Joe Tanner flew on four shuttle missions and walked in space seven times before becoming a senior instructor in CU’s Aerospace Engineering Sciences department. The rocket fuel for his dream came from the Mercury, Gemini and Apollo projects in his youth.
“Students I teach now were excited by the shuttle program and the space-station program they grew up with,” he says. “The main reason to have that space exploration, and any aggressive science program, is to excite young people to do great things in science and technology.”
Encouraging words
So when they ask him why the program is ending and what it all means for aspiring astronauts, he laces his response with encouragement: Don’t give up on your dreams. If that’s what you want, prepare yourself for it.

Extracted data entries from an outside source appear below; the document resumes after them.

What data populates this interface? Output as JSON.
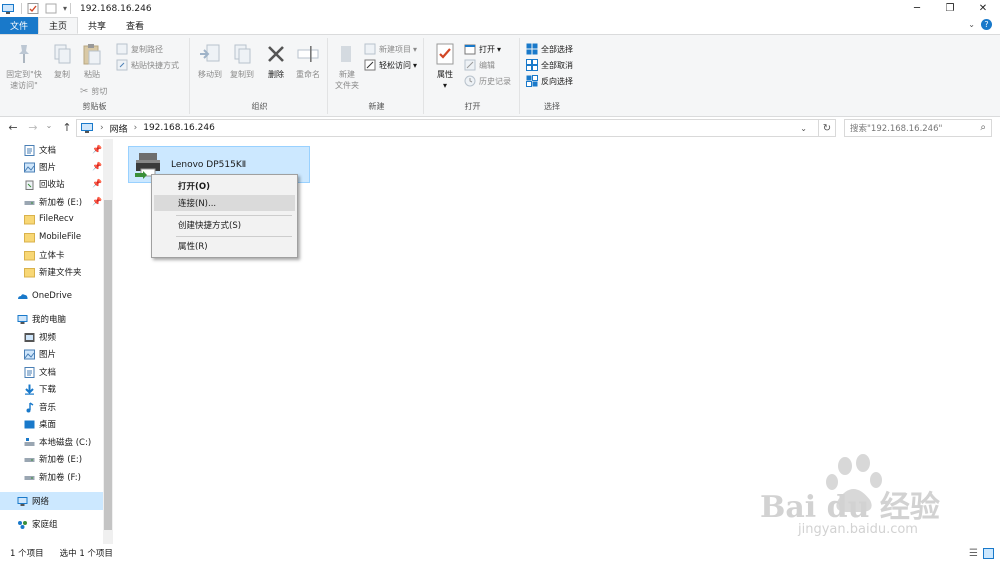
{
  "window": {
    "title": "192.168.16.246",
    "minimize_glyph": "─",
    "restore_glyph": "❐",
    "close_glyph": "✕"
  },
  "tabs": [
    {
      "label": "文件"
    },
    {
      "label": "主页"
    },
    {
      "label": "共享"
    },
    {
      "label": "查看"
    }
  ],
  "ribbon": {
    "clipboard": {
      "pin_label_1": "固定到\"快",
      "pin_label_2": "速访问\"",
      "copy_label": "复制",
      "paste_label": "粘贴",
      "copy_path_label": "复制路径",
      "paste_shortcut_label": "粘贴快捷方式",
      "cut_label": "剪切",
      "group_label": "剪贴板"
    },
    "organize": {
      "move_to_label": "移动到",
      "copy_to_label": "复制到",
      "delete_label": "删除",
      "rename_label": "重命名",
      "group_label": "组织"
    },
    "new": {
      "new_folder_label_1": "新建",
      "new_folder_label_2": "文件夹",
      "new_item_label": "新建项目",
      "easy_access_label": "轻松访问",
      "group_label": "新建"
    },
    "open": {
      "properties_label": "属性",
      "open_label": "打开",
      "edit_label": "编辑",
      "history_label": "历史记录",
      "group_label": "打开"
    },
    "select": {
      "select_all_label": "全部选择",
      "select_none_label": "全部取消",
      "invert_label": "反向选择",
      "group_label": "选择"
    }
  },
  "address": {
    "crumb_network": "网络",
    "crumb_host": "192.168.16.246",
    "chevron": "›",
    "search_placeholder": "搜索\"192.168.16.246\""
  },
  "nav": {
    "quick": [
      {
        "label": "文档"
      },
      {
        "label": "图片"
      },
      {
        "label": "回收站"
      },
      {
        "label": "新加卷 (E:)"
      },
      {
        "label": "FileRecv"
      },
      {
        "label": "MobileFile"
      },
      {
        "label": "立体卡"
      },
      {
        "label": "新建文件夹"
      }
    ],
    "onedrive": "OneDrive",
    "thispc": "我的电脑",
    "pc_items": [
      {
        "label": "视频"
      },
      {
        "label": "图片"
      },
      {
        "label": "文档"
      },
      {
        "label": "下载"
      },
      {
        "label": "音乐"
      },
      {
        "label": "桌面"
      },
      {
        "label": "本地磁盘 (C:)"
      },
      {
        "label": "新加卷 (E:)"
      },
      {
        "label": "新加卷 (F:)"
      }
    ],
    "network": "网络",
    "homegroup": "家庭组"
  },
  "content": {
    "item_label": "Lenovo DP515KⅡ"
  },
  "context_menu": {
    "open": "打开(O)",
    "connect": "连接(N)...",
    "create_shortcut": "创建快捷方式(S)",
    "properties": "属性(R)"
  },
  "status": {
    "count": "1 个项目",
    "selected": "选中 1 个项目"
  },
  "watermark": {
    "brand": "Bai du 经验",
    "url": "jingyan.baidu.com"
  },
  "colors": {
    "accent": "#1979ca",
    "selection": "#cce8ff",
    "selection_border": "#99d1ff"
  }
}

“I want to encourage them to reach for those goals they set for themselves — and don’t give up because of the political whim of the day,” Tanner says.
Magnus, years removed from watching on her driveway as the space shuttle rocketed into orbit, keeps her aspirations alive at her job with Sierra Nevada, where she contributes to work on development of commercial spacecraft.
“I already feel like I’m living the dream in the job I have,” Magnus says.
Voss notes that the venture’s success, and the expansion of commercial spaceflight, could greatly expand the pool of participants beyond NASA’s chosen few.
“It’s such a wonderful experience to fly in space, and I got to do it a bunch of times,” he says. “I’d like others to get that experience.”